= Syndicate of Seven =

Original members of the Broken Hill Mining Company (1883)

The Syndicate of Seven is the name given to the original members of the Broken Hill Mining Company formed in 1883, who lodged applications for mining leases along the Line of Lode at Broken Hill in New South Wales, Australia.

==History==
The members, who all worked at Mount Gipps sheep station, which encompassed the Broken Hill, were:-

1. Charles Rasp (1846–1907) – a boundary rider, who was interested in prospecting, recognised that the site was highly mineralized (though suspecting black tin oxide — perhaps cassiterite) and on 5 September 1883 persuaded David James and his offsider James Poole to help him peg out 40 acres and registered their claim with mining warden Richard O'Connell.
2. David James (1854–1926) – a contractor employed to sink dams and mend fences.
3. James Poole (1848–1924) – worked with David James
4. George McCulloch (1848–1907) – manager of Mount Gipps station, recommended widening the syndicate in order to control the greater part of the hill, proposed seven shares at £70 (several thousand dollars in today's money) each.
5. Philip Charley (1863–1937) – a young man learning to be a sheep farmer, employed as a boundary rider.
6. George Urquhart (1845–1915) – a bookkeeper and overseer
7. George A. M. Lind (1861–1941) – a storekeeper.

Philip Charley in 1887

In September 1883 they pegged seven 40 acre blocks (blocks No 10–16) along the exposed lode at Broken Hill, thus securing almost the whole of the easily worked ore (Curtis, 1908).

The initial assay results were not encouraging and Lind sold his share to Rasp and McCulloch, probably intimidated by the prospect of calls to finance further drilling.
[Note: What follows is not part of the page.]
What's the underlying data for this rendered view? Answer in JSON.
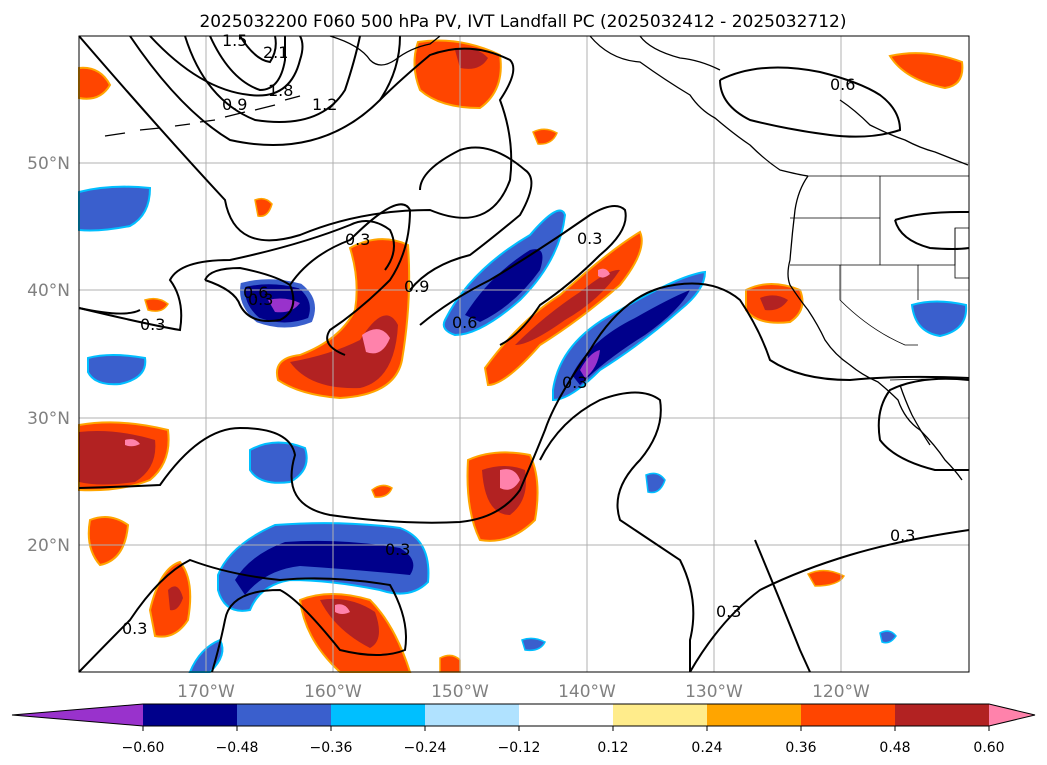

Poole and Urquhart sold their shares a year later, before the boom days and flotation of Broken Hill Proprietary in 1885 (Curtis, 1908 and Camilleri, 2006). James sold half his share to Sidney Kidman (Note: Kidman recounted exchanging six cattle for half of his share (and shortly selling it at a small profit) but no mention of D. James's half share) who went on to become a wealthy cattle baron and landowner.

== Later ==
The seven shares were parlayed into fourteen.
William Jamieson purchased three of these shares for £320, and on 25 April 1885 was offered management of the mine at a salary of £500 per annum. He shortly divested himself of two, one of which was purchased by W. R. Wilson; George Doolette also purchased one of the 14 shares. Other important early investors were Harvey Patterson, Duncan McBryde and Bowes Kelly.